Com a hidrovia cada vez mais impossibilitada de uso, o minério precisa ser encaminhado por meio de caminhões, que têm custo de transporte mais caro e ainda causam repercussão no sistema rodoviário.  

A estimativa atual é de que há 400 caminhões trafegando diariamente no transporte de minério pela BR-262. 

“Elas [mineradoras] podem utilizar a rodovia como qualquer outro usuário, desde que mantenham controle sobre a carga por eixo, que é a exigência. E enquanto o mercado interno estiver buscando minério, aqui esse fluxo se manterá, pois não é carga de exportação, independentemente do rio”, analisou o secretário.

BOLÍVIA

O nível do Rio Paraguai tem impacto também no transporte de cargas que vão para a Bolívia. As embarcações têm destino até o país vizinho por meio do Canal Tamengo. 
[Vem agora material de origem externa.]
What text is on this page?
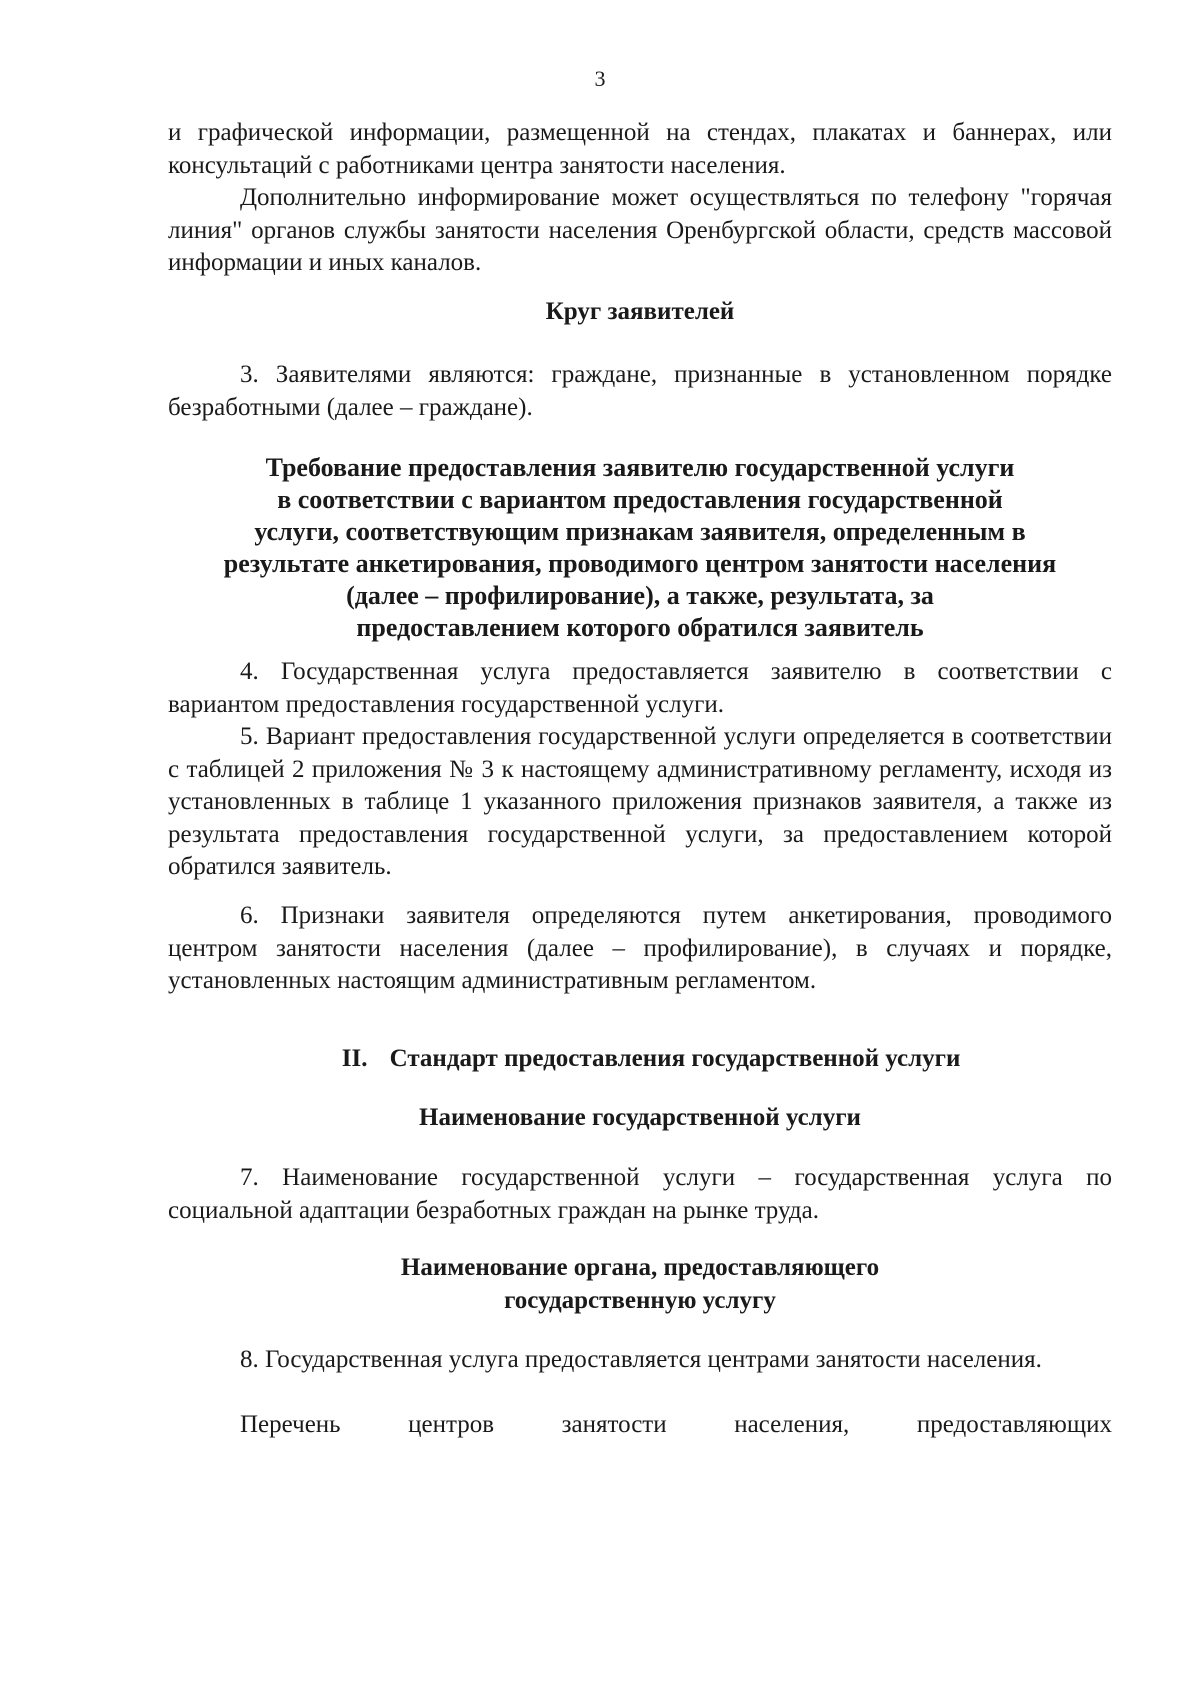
3
и графической информации, размещенной на стендах, плакатах и баннерах, или консультаций с работниками центра занятости населения.
Дополнительно информирование может осуществляться по телефону "горячая линия" органов службы занятости населения Оренбургской области, средств массовой информации и иных каналов.
Круг заявителей
3. Заявителями являются: граждане, признанные в установленном порядке безработными (далее – граждане).
Требование предоставления заявителю государственной услуги
в соответствии с вариантом предоставления государственной
услуги, соответствующим признакам заявителя, определенным в
результате анкетирования, проводимого центром занятости населения
(далее – профилирование), а также, результата, за
предоставлением которого обратился заявитель
4. Государственная услуга предоставляется заявителю в соответствии с вариантом предоставления государственной услуги.
5. Вариант предоставления государственной услуги определяется в соответствии с таблицей 2 приложения № 3 к настоящему административному регламенту, исходя из установленных в таблице 1 указанного приложения признаков заявителя, а также из результата предоставления государственной услуги, за предоставлением которой обратился заявитель.
6. Признаки заявителя определяются путем анкетирования, проводимого центром занятости населения (далее – профилирование), в случаях и порядке, установленных настоящим административным регламентом.
II. Стандарт предоставления государственной услуги
Наименование государственной услуги
7. Наименование государственной услуги – государственная услуга по социальной адаптации безработных граждан на рынке труда.
Наименование органа, предоставляющего
государственную услугу
8. Государственная услуга предоставляется центрами занятости населения.
Перечень центров занятости населения, предоставляющих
Nesse trajeto, desde junho já ocorre impedimento das embarcações passarem por essa via com, principalmente, combustível, como o diesel, que é destinado para indústrias em Puerto Quijarro e Puerto Suárez.

Esse transporte de combustível passou a ser feito de Ladário para a Bolívia por meio rodoviário. Em média, de 20 a 25 caminhões transitam diariamente, conforme apurado com transportadoras instaladas em Corumbá. 
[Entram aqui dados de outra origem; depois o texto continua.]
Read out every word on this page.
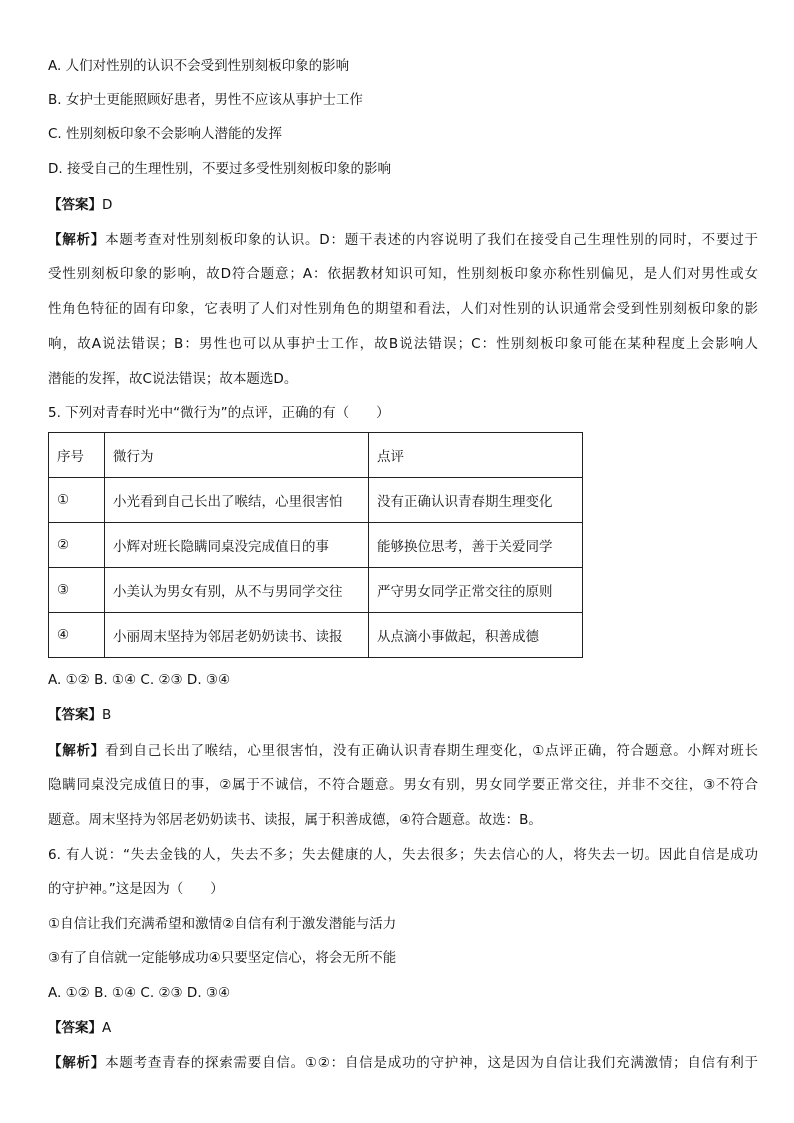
A. 人们对性别的认识不会受到性别刻板印象的影响
B. 女护士更能照顾好患者，男性不应该从事护士工作
C. 性别刻板印象不会影响人潜能的发挥
D. 接受自己的生理性别，不要过多受性别刻板印象的影响
【答案】D
【解析】本题考查对性别刻板印象的认识。D：题干表述的内容说明了我们在接受自己生理性别的同时，不要过于
受性别刻板印象的影响，故D符合题意；A：依据教材知识可知，性别刻板印象亦称性别偏见，是人们对男性或女
性角色特征的固有印象，它表明了人们对性别角色的期望和看法，人们对性别的认识通常会受到性别刻板印象的影
响，故A说法错误；B：男性也可以从事护士工作，故B说法错误；C：性别刻板印象可能在某种程度上会影响人
潜能的发挥，故C说法错误；故本题选D。
5. 下列对青春时光中“微行为”的点评，正确的有（　　）
序号	微行为	点评
①	小光看到自己长出了喉结，心里很害怕	没有正确认识青春期生理变化
②	小辉对班长隐瞒同桌没完成值日的事	能够换位思考，善于关爱同学
③	小美认为男女有别，从不与男同学交往	严守男女同学正常交往的原则
④	小丽周末坚持为邻居老奶奶读书、读报	从点滴小事做起，积善成德
A. ①② B. ①④ C. ②③ D. ③④
【答案】B
【解析】看到自己长出了喉结，心里很害怕，没有正确认识青春期生理变化，①点评正确，符合题意。小辉对班长
隐瞒同桌没完成值日的事，②属于不诚信，不符合题意。男女有别，男女同学要正常交往，并非不交往，③不符合
题意。周末坚持为邻居老奶奶读书、读报，属于积善成德，④符合题意。故选：B。
6. 有人说：“失去金钱的人，失去不多；失去健康的人，失去很多；失去信心的人，将失去一切。因此自信是成功
的守护神。”这是因为（　　）
①自信让我们充满希望和激情②自信有利于激发潜能与活力
③有了自信就一定能够成功④只要坚定信心，将会无所不能
A. ①② B. ①④ C. ②③ D. ③④
【答案】A
【解析】本题考查青春的探索需要自信。①②：自信是成功的守护神，这是因为自信让我们充满激情；自信有利于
Há demanda para mais caminhões, porém, o desembaraço no Posto Esdras, da Receita Federal, ainda não possibilita que mais veículos cruzem a fronteira com essas cargas.

Marques ainda aponta que a viabilização da ferrovia é a estratégia modal mais adaptada para atender à demanda. 
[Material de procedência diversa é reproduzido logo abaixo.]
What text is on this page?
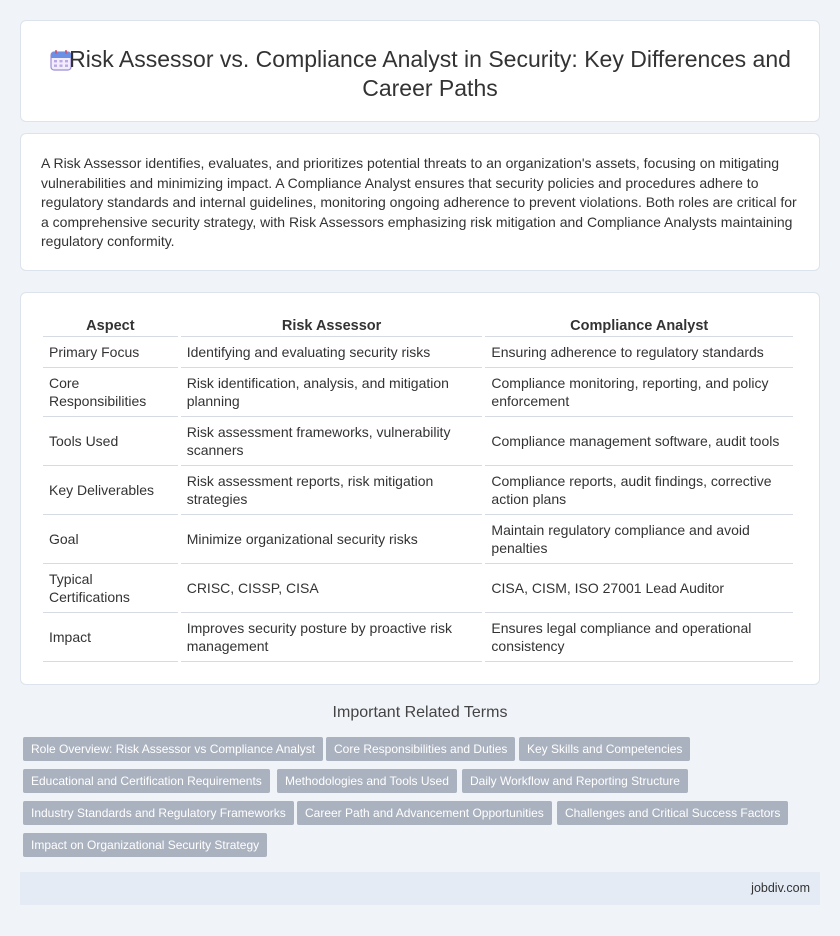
Risk Assessor vs. Compliance Analyst in Security: Key Differences and Career Paths

A Risk Assessor identifies, evaluates, and prioritizes potential threats to an organization's assets, focusing on mitigating vulnerabilities and minimizing impact. A Compliance Analyst ensures that security policies and procedures adhere to regulatory standards and internal guidelines, monitoring ongoing adherence to prevent violations. Both roles are critical for a comprehensive security strategy, with Risk Assessors emphasizing risk mitigation and Compliance Analysts maintaining regulatory conformity.

Aspect	Risk Assessor	Compliance Analyst
Primary Focus	Identifying and evaluating security risks	Ensuring adherence to regulatory standards
Core Responsibilities	Risk identification, analysis, and mitigation planning	Compliance monitoring, reporting, and policy enforcement
Tools Used	Risk assessment frameworks, vulnerability scanners	Compliance management software, audit tools
Key Deliverables	Risk assessment reports, risk mitigation strategies	Compliance reports, audit findings, corrective action plans
Goal	Minimize organizational security risks	Maintain regulatory compliance and avoid penalties
Typical Certifications	CRISC, CISSP, CISA	CISA, CISM, ISO 27001 Lead Auditor
Impact	Improves security posture by proactive risk management	Ensures legal compliance and operational consistency
Important Related Terms
Role Overview: Risk Assessor vs Compliance Analyst	Core Responsibilities and Duties	Key Skills and Competencies
Educational and Certification Requirements	Methodologies and Tools Used	Daily Workflow and Reporting Structure
Industry Standards and Regulatory Frameworks	Career Path and Advancement Opportunities	Challenges and Critical Success Factors
Impact on Organizational Security Strategy
jobdiv.com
Do lado brasileiro, a Malha Oeste ainda passa por processo de relicitação. O governo do Estado também elabora minuta para permitir que a ferrovia em Mato Grosso do Sul possa ser concedida por modelo de arrendamento.  

No âmbito da ferrovia para ligação internacional, também existem tratativas para ser criado um sistema modal que liga Corumbá ao norte da Argentina, passando pela Bolívia. Esse trajeto começou a ser discutido em 2017 e ainda há negociações em andamento.

 “O que melhoraria seria a ferrovia voltar a operar”, defende Cássio Marques.

PORTO MURTINHO

O Rio Paraguai, em Porto Murtinho, também apresenta queda nos níveis. A Marinha do Brasil divulgou ontem que o nível estava em 1,08 m, o que é 2,46 m abaixo do nível da régua e também fica aquém da medição de 1,50 m, considerada situação de alerta para navegação.

Conforme a Agência Fluvial de Porto Murtinho, o transporte de soja está paralisado e só deve ocorrer a partir de 2022. Há ainda o carregamento de cimento, que está sendo transportado do Brasil para o Paraguai. 

A produção de cimento na região é de 14,6 mil toneladas, enquanto a cal hidratada, que começou a ser produzida em agosto, alcança pouco mais de 164 toneladas.  

“O produto chega por meio rodoviário e só atravessa para o Paraguai por meio de barcaça até a rodovia. Aí segue por meio rodoviário novamente. Estamos exportando só cal hidratada e cimento”. 

“A seca afetou o rio, a safra da soja. As queimadas também prejudicaram muito os produtores”, observa Afonso Lima, diretor da Agência Fluvial de Porto Murtinho.